第2節 基本的な考え方を支える諸条件について
4 知識基盤社会にふさわしい大学院教育の規模の確保
 今後の大学院教育の量的規模の方向性については、社会人、留学生の入学者を含め、高度専門職業人養成に対する期待など進学需要の増加傾向に合わせ、全体として着実な増加傾向になると予想される。この傾向は、今後の知識基盤社会の到来を展望すると、一般的には望ましいものと考えられる。また、社会・経済・文化の発展や科学技術の進展等、時代の動向や要請に的確にこたえるとともに、人文・社会科学、自然科学の各分野のバランスのとれた発展を目指すことが重要である。

   今後の大学院教育の量的規模の方向性について展望すると、一部の専攻分野において学士課程の修了者等の大学院進学率の伸びの鈍化が起こっているが、社会人の入学者を含め、高度専門職業人養成に対する期待など進学需要の増加傾向に合わせ、全体としては、着実な増加傾向になると予想される。この傾向は、今後の知識基盤社会の到来を展望すると、一般的には望ましいものと考えられる。

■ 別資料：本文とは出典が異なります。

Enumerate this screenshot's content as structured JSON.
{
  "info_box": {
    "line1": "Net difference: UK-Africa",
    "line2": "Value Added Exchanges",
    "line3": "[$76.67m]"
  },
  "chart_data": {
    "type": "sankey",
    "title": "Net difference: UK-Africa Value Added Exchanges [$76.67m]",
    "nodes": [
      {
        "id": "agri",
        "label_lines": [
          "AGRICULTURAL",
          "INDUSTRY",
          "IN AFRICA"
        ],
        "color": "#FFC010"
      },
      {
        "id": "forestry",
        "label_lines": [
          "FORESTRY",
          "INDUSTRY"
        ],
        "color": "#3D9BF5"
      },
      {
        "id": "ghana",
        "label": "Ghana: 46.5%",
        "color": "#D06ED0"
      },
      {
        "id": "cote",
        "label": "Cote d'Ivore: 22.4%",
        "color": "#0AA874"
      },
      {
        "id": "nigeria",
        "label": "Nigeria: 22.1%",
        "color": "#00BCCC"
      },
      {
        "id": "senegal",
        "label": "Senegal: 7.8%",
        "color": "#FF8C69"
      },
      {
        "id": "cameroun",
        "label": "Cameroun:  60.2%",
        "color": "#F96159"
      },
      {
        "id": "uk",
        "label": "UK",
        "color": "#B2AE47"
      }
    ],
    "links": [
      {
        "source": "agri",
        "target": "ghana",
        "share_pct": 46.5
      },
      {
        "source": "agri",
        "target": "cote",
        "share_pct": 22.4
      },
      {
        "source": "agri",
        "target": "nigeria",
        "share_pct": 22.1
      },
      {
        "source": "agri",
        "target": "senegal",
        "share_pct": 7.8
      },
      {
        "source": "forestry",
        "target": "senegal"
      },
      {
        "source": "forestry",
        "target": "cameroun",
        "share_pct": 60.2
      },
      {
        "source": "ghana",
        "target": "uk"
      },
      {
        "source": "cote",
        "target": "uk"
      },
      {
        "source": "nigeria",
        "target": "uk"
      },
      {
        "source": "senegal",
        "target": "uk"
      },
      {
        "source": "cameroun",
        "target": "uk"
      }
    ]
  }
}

 また、欧米と比較すると、我が国の大学院の人文・社会科学系分野の割合が低いが、新しい知識や情報が社会の在り方にも影響を及ぼす知識基盤社会においては、自然科学系分野と人文・社会科学系分野がバランスの取れた発展を目指すことが重要である。
 しかしながら、大学院政策において大学院の全体あるいは分野別に量的な目標を設定すること等は、本審議会答申「我が国の高等教育の将来像」において行わないこととされ、また、多様化・複雑化し、変化の速度を増していく人材需要に対して、一元的な調整を行うことは困難であり、各大学院が、大学院教育に対する社会の諸要請を的確に踏まえつつ、競争的環境の下で自主的・自律的な検討に基づく機能別分化の流れの中で、自らの果たすべき役割を基に新たな専攻等の設置・改組の対応を柔軟かつ機動的に図ることが基本であると考えられる。
 また、各大学における大学院と学部の量的な構成については、大学の機能別分化が進んでいく状況の中で、各大学の責任において検討・判断すべき事柄であると考える。
 産業界等においても、それぞれの業種などに応じて、自らの大学院教育に対するニーズを明確かつ具体的に示すことや、年齢等にかかわらず、課題探求能力等の実力を適正に評価して人材の登用を行うなど、今後の知識基盤社会における国際的な競争に耐えられる職務体制・人材の配置などの構造改革に向けた努力が求められる。